CENTENARIO DEL GRECO.
Ya se están celebrando actos conmemorativos del cuarto
centenario de El Greco. Ni la persona, ni en consecuencia la obra, de El Greco
se pueden separar de su dimensión religiosa. Todo en él refleja la grandeza de
un hombre de espíritu con un especial “toque divino”, capaz de percibir y
plasmar, en los trazos gruesos o en la impresión de colores de su singular
pintura, la Suprema Belleza, abismo infinito de hermosura, inigualable y
soberana.
En toda su obra, grande y única, reflejó lo más profundo de
esa alma suya, imagen de su Hacedor que la plasmó con el delicado toque de sus
“pinceles divinos”. En toda ella aparece siempre el espíritu sublime que ha
contemplado y penetrado el “Misterio”.
Se ha sumergido, con tanta naturalidad como verdad, en la
hondura del Evangelio, en el misterio de la Encarnación de Dios hecho hombre
por los hombres y por ellos entregado en la cruz, o en la victoria sobre la
muerte, tan enemiga del hombre, que con tanta belleza como dramatismo expresa
su obra, así, con una fe cristiana de honda raigambre, bien formada y capaz de
dar razón de su verdad, el Greco, en toda su obra pictórica, muestra realidades
fundamentales de esa fe, y enseña, habla a los rudos y sencillos de los
misterios más abismales, catequiza, eleva, lleva a la contemplación, al
asombro, a la veneración, a la oración en la plegaria y en alabanza; da razón
de la fe y la esperanza.
El Greco lo hizo en aquel entonces de su momento histórico,
pero su arte sigue hablando hoy, con vivísima actualidad, como en su ayer,
porque no es la circunstancia o el momento efímero que pronto pasa lo que en él
cuenta, sino porque expresa realidades que no perecen, habla con los pinceles y
los colores, donde todo hombre se entiende, sea de la generación que sea. Como
hombre cristiano e hijo de su tiempo, el Greco refleja, inseparablemente, al
hombre, por el que manifiesta viva y singular pasión. ¿Quién no ve esta pasión
en el “Entierro del Conde de Orgaz”, o
en el “Expolio”, o en el “Apostolado” de la sacristía de la Catedral de Toledo,
o en el “San José” de la misma Catedral. Las manos, los ojos, los rostros, el
movimiento de los cuerpos de sus personajes, todo, toda su obra es una
expresión de cómo ve al hombre y su drama: el hombre que sufre y que ama, que
vive ese drama de existencia y su anhelo de felicidad, querido por Dios, el
hombre por El amado y elevado, el hombre salvado y llamado a participar de su gloria.

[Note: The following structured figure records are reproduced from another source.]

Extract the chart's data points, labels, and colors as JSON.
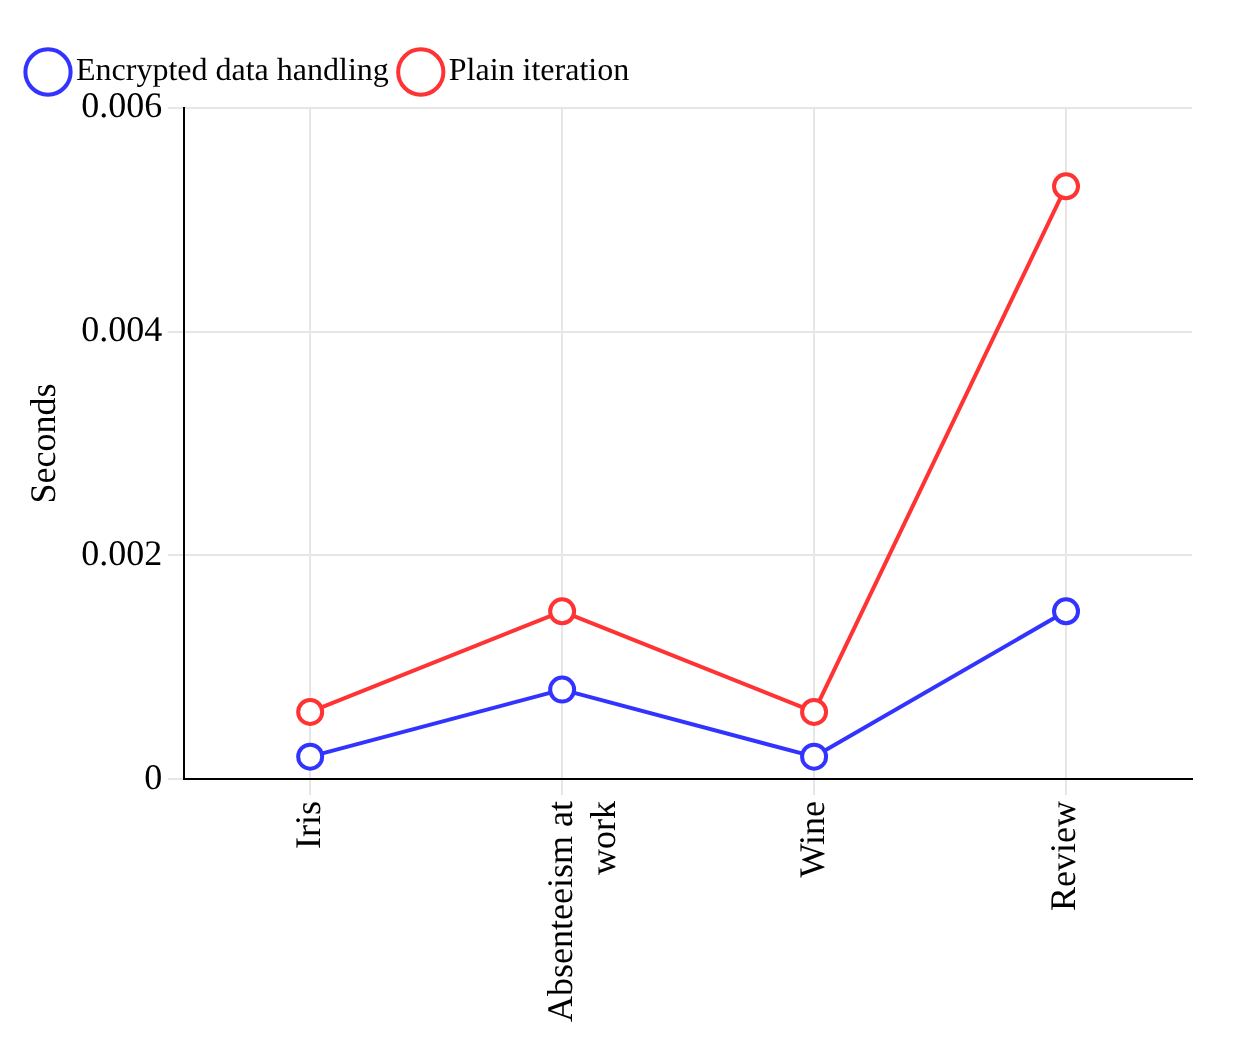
{
  "chart_data": {
    "type": "line",
    "ylabel": "Seconds",
    "categories": [
      "Iris",
      "Absenteeism at work",
      "Wine",
      "Review"
    ],
    "series": [
      {
        "name": "Encrypted data handling",
        "color": "#3333ff",
        "values": [
          0.0002,
          0.0008,
          0.0002,
          0.0015
        ]
      },
      {
        "name": "Plain iteration",
        "color": "#ff3333",
        "values": [
          0.0006,
          0.0015,
          0.0006,
          0.0053
        ]
      }
    ],
    "ylim": [
      0,
      0.006
    ],
    "yticks": [
      0,
      0.002,
      0.004,
      0.006
    ],
    "grid": true,
    "legend": "top left",
    "marker": "circle",
    "line_style": "solid"
  }
}
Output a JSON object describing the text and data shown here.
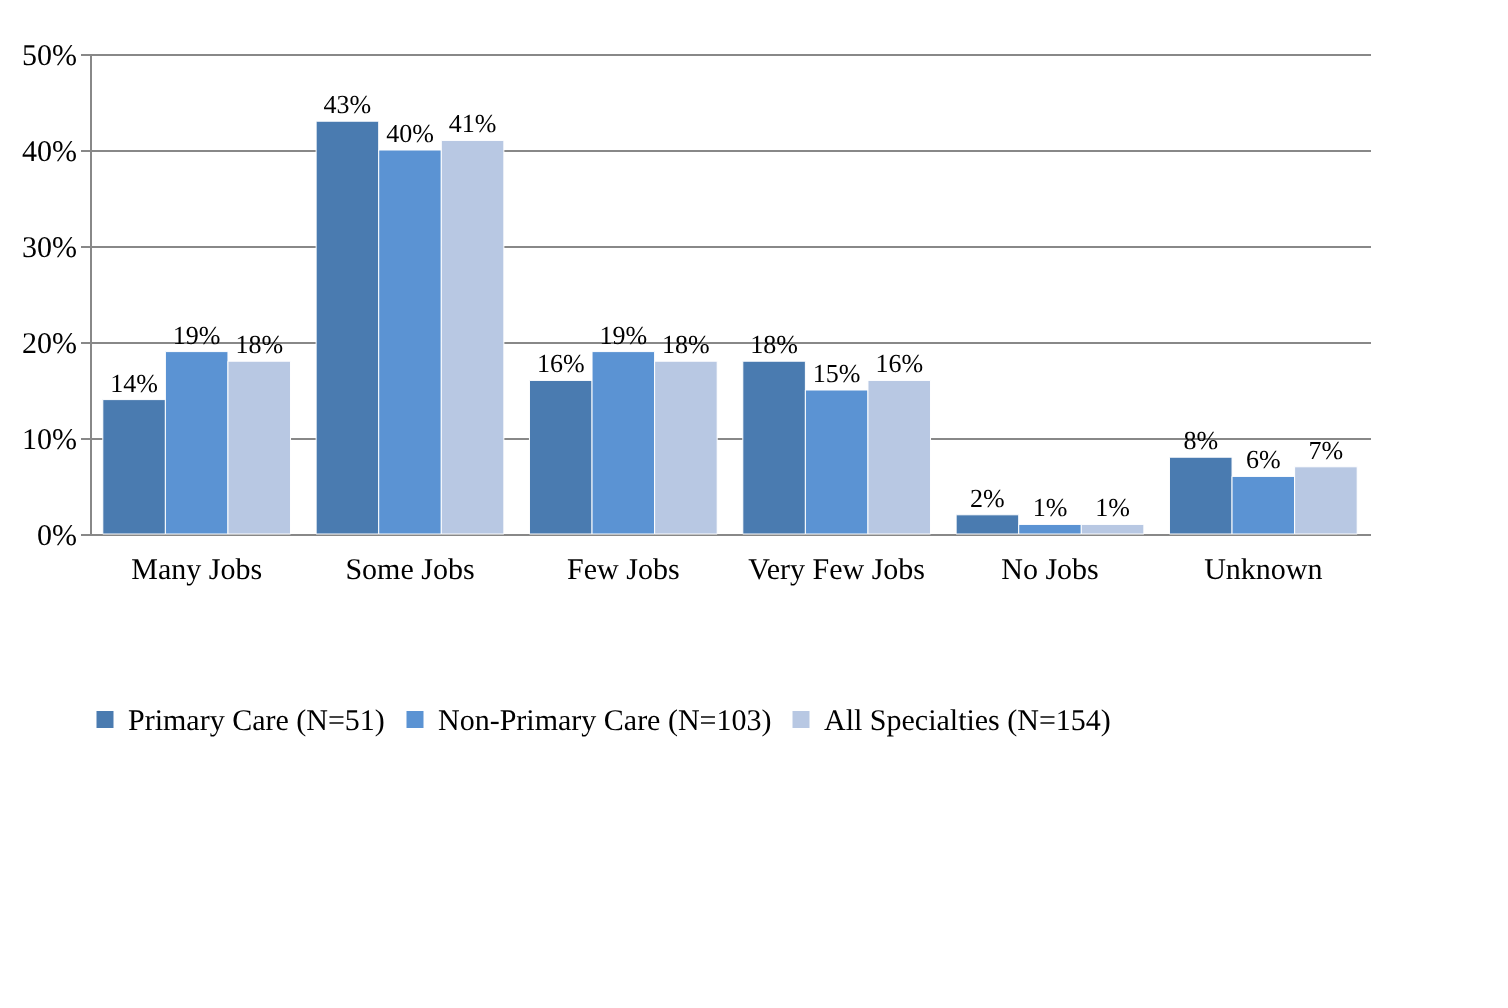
{
  "chart_data": {
    "type": "bar",
    "categories": [
      "Many Jobs",
      "Some Jobs",
      "Few Jobs",
      "Very Few Jobs",
      "No Jobs",
      "Unknown"
    ],
    "series": [
      {
        "name": "Primary Care (N=51)",
        "color": "#4a7bb0",
        "values": [
          14,
          43,
          16,
          18,
          2,
          8
        ],
        "value_labels": [
          "14%",
          "43%",
          "16%",
          "18%",
          "2%",
          "8%"
        ]
      },
      {
        "name": "Non-Primary Care (N=103)",
        "color": "#5b93d3",
        "values": [
          19,
          40,
          19,
          15,
          1,
          6
        ],
        "value_labels": [
          "19%",
          "40%",
          "19%",
          "15%",
          "1%",
          "6%"
        ]
      },
      {
        "name": "All Specialties (N=154)",
        "color": "#b8c8e3",
        "values": [
          18,
          41,
          18,
          16,
          1,
          7
        ],
        "value_labels": [
          "18%",
          "41%",
          "18%",
          "16%",
          "1%",
          "7%"
        ]
      }
    ],
    "ylim": [
      0,
      50
    ],
    "yticks": [
      {
        "value": 0,
        "label": "0%"
      },
      {
        "value": 10,
        "label": "10%"
      },
      {
        "value": 20,
        "label": "20%"
      },
      {
        "value": 30,
        "label": "30%"
      },
      {
        "value": 40,
        "label": "40%"
      },
      {
        "value": 50,
        "label": "50%"
      }
    ],
    "grid": "y",
    "legend": "bottom"
  }
}
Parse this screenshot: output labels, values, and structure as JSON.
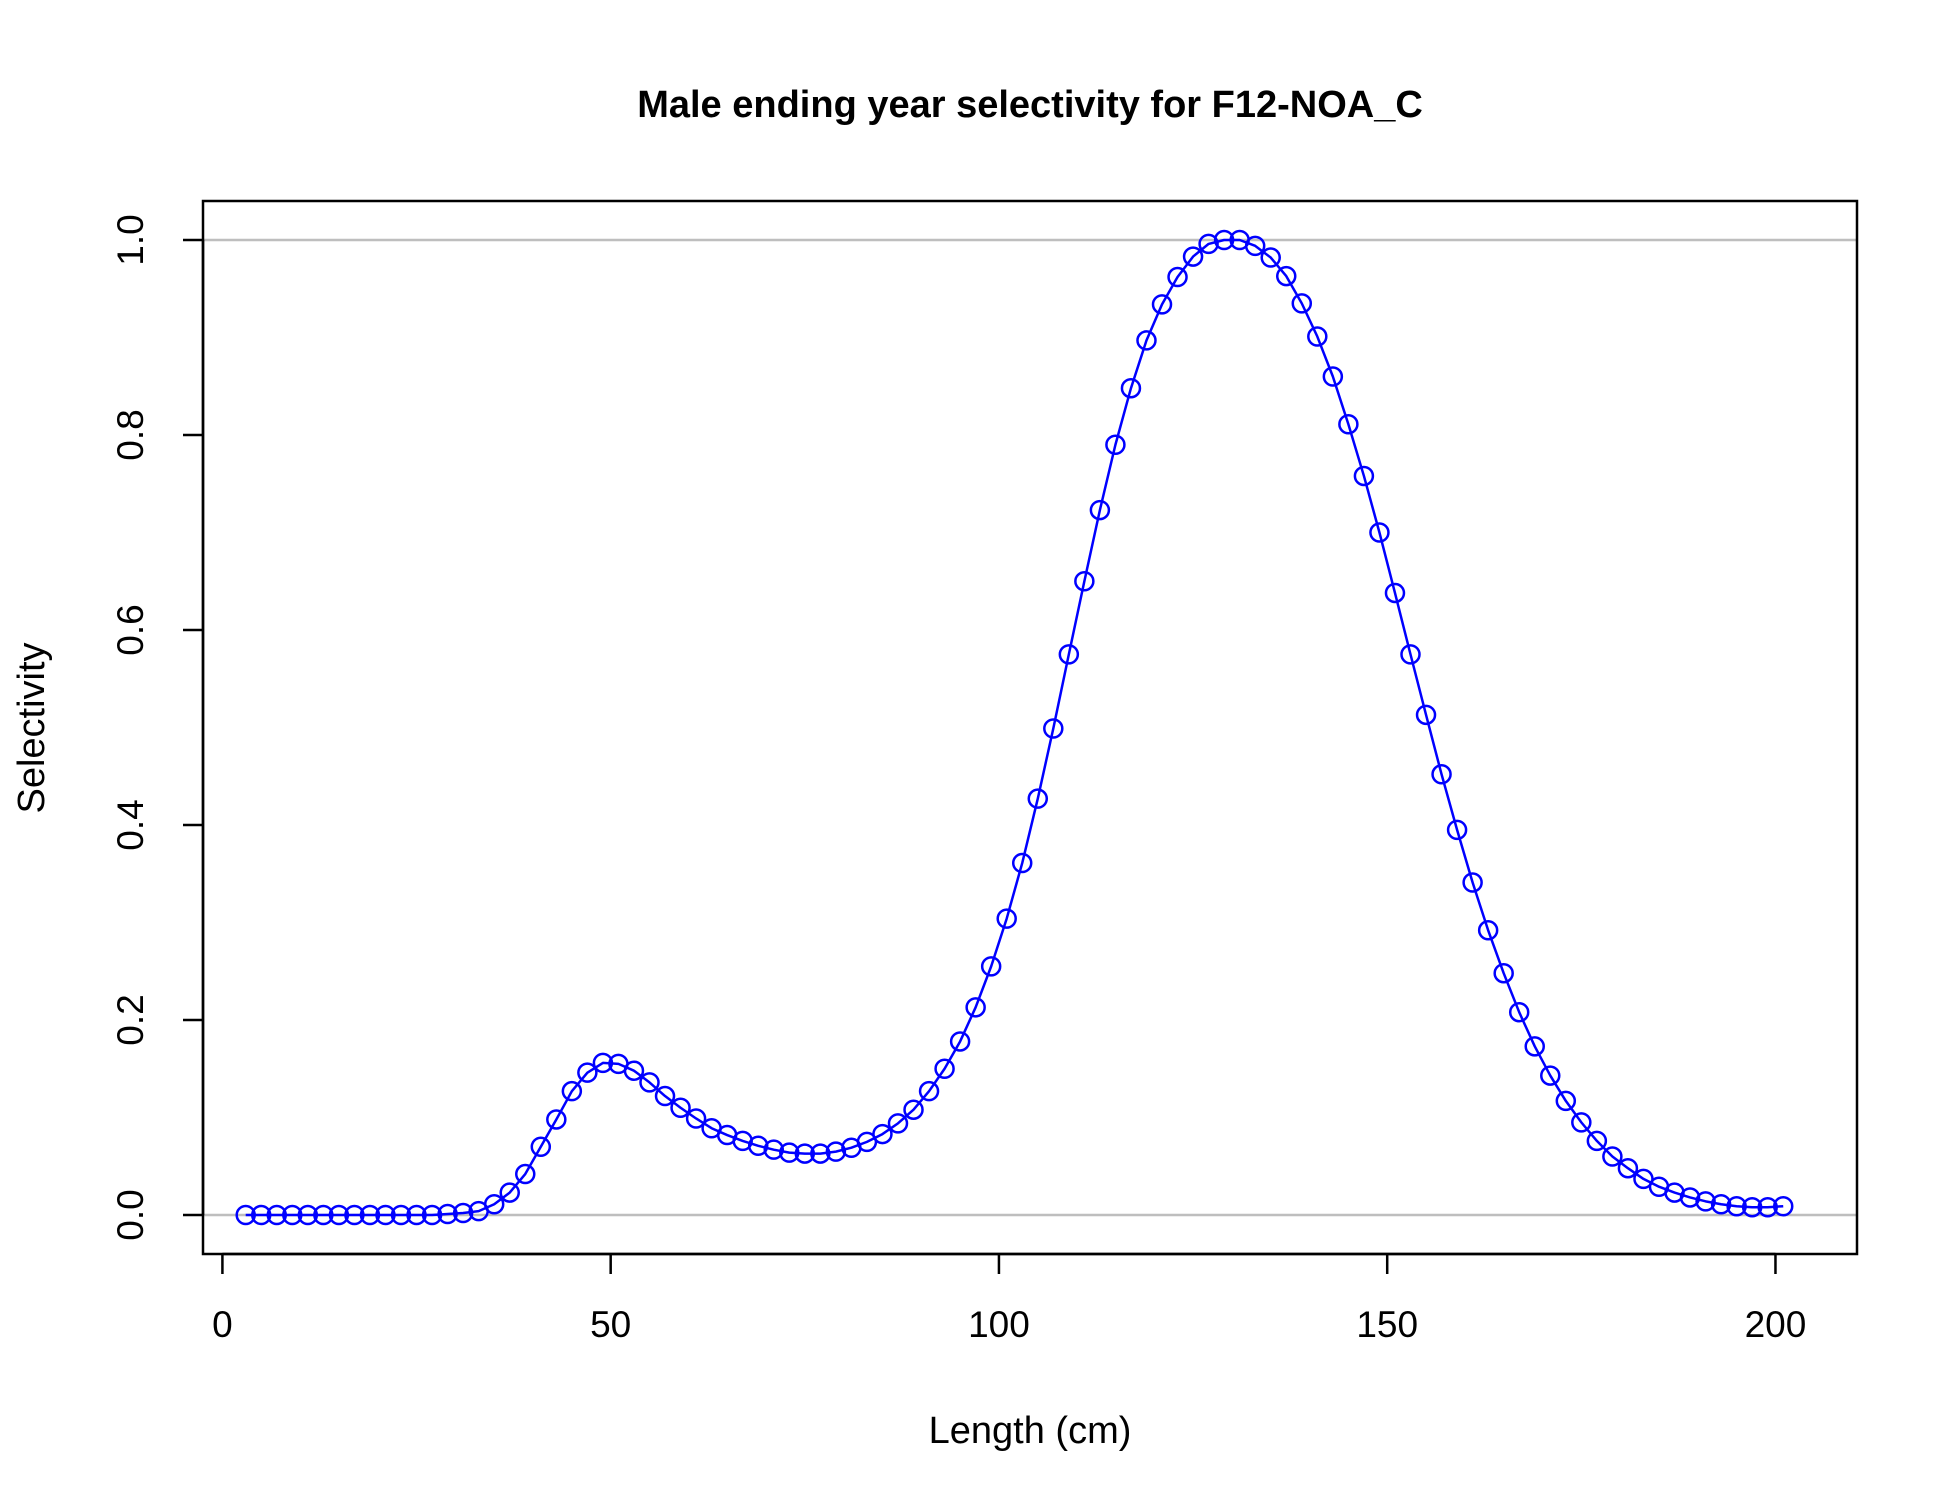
{
  "chart_data": {
    "type": "line",
    "title": "Male ending year selectivity for F12-NOA_C",
    "xlabel": "Length (cm)",
    "ylabel": "Selectivity",
    "xlim": [
      -2.5,
      210.5
    ],
    "ylim": [
      -0.04,
      1.04
    ],
    "x_ticks": [
      0,
      50,
      100,
      150,
      200
    ],
    "x_tick_labels": [
      "0",
      "50",
      "100",
      "150",
      "200"
    ],
    "y_ticks": [
      0.0,
      0.2,
      0.4,
      0.6,
      0.8,
      1.0
    ],
    "y_tick_labels": [
      "0.0",
      "0.2",
      "0.4",
      "0.6",
      "0.8",
      "1.0"
    ],
    "reference_lines_y": [
      0,
      1
    ],
    "colors": {
      "series": "#0000ff",
      "reference": "#bebebe",
      "axes": "#000000"
    },
    "grid": false,
    "series": [
      {
        "marker": "open-circle",
        "x": [
          3,
          5,
          7,
          9,
          11,
          13,
          15,
          17,
          19,
          21,
          23,
          25,
          27,
          29,
          31,
          33,
          35,
          37,
          39,
          41,
          43,
          45,
          47,
          49,
          51,
          53,
          55,
          57,
          59,
          61,
          63,
          65,
          67,
          69,
          71,
          73,
          75,
          77,
          79,
          81,
          83,
          85,
          87,
          89,
          91,
          93,
          95,
          97,
          99,
          101,
          103,
          105,
          107,
          109,
          111,
          113,
          115,
          117,
          119,
          121,
          123,
          125,
          127,
          129,
          131,
          133,
          135,
          137,
          139,
          141,
          143,
          145,
          147,
          149,
          151,
          153,
          155,
          157,
          159,
          161,
          163,
          165,
          167,
          169,
          171,
          173,
          175,
          177,
          179,
          181,
          183,
          185,
          187,
          189,
          191,
          193,
          195,
          197,
          199,
          201
        ],
        "y": [
          0.0,
          0.0,
          0.0,
          0.0,
          0.0,
          0.0,
          0.0,
          0.0,
          0.0,
          0.0,
          0.0,
          0.0,
          0.0,
          0.001,
          0.002,
          0.004,
          0.011,
          0.023,
          0.042,
          0.07,
          0.098,
          0.127,
          0.146,
          0.156,
          0.155,
          0.148,
          0.136,
          0.122,
          0.11,
          0.099,
          0.089,
          0.082,
          0.076,
          0.071,
          0.067,
          0.064,
          0.063,
          0.063,
          0.065,
          0.069,
          0.075,
          0.083,
          0.094,
          0.108,
          0.127,
          0.15,
          0.178,
          0.213,
          0.255,
          0.304,
          0.361,
          0.427,
          0.499,
          0.575,
          0.65,
          0.723,
          0.79,
          0.848,
          0.897,
          0.934,
          0.962,
          0.983,
          0.996,
          1.0,
          1.0,
          0.994,
          0.982,
          0.963,
          0.935,
          0.901,
          0.86,
          0.811,
          0.758,
          0.7,
          0.638,
          0.575,
          0.513,
          0.452,
          0.395,
          0.341,
          0.292,
          0.248,
          0.208,
          0.173,
          0.143,
          0.117,
          0.095,
          0.076,
          0.06,
          0.048,
          0.037,
          0.029,
          0.023,
          0.018,
          0.014,
          0.011,
          0.009,
          0.008,
          0.008,
          0.009
        ]
      }
    ]
  }
}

Toda su obra manifiesta al hombre, expresa como ha entrado en
la hondura de los humano; pero no como lo vería el pagano o el mero humanista;
hay una diferencia notable: es la que le otorga la visión de la fe que le lleva
a mirar con una mirada propia. Detrás de los rostros o de los cuerpos, de las
manos, o de los ojos, de los colores y de los pliegues de los vestidos, o el
movimiento e los cuerpos, hay la verdad que profesa su fe sobre le hombre, esa
fe, netamente cristiana y, por lo mimo humana, es clave fundamental para
adentrarse y sumergirse en la riqueza y magnitud de El Greco. Sus obras, como
otras nacidas de la fe cristiana, son obras a las que no se ha despojado de su
aura. Ahí, donde se encuentra lo santo,
y el creyente, la belleza es el fulgor de la gracia. Ahí, la belleza nos remite
hacia algo “extraño” de lo que no podemos disponer, que, sin embargo, nos atrae
serenándonos y pacificándonos. Ahí, a través de la belleza, mana una fuerza que
no aplasta ni subyuga, sino que sostiene. Ahí aparece una libertad recogida en
el fondo, de donde mana incansablemente más libertad que nos libera desde el
centro de nuestro ser. Ahí, sobre todo, se abre paso la comunicación del don
divino y del amor que en él se nos comunica; ahí se abre la esperanza, y ahí se
pinta el futuro de una humanidad nueva y de una humanidad con futuro.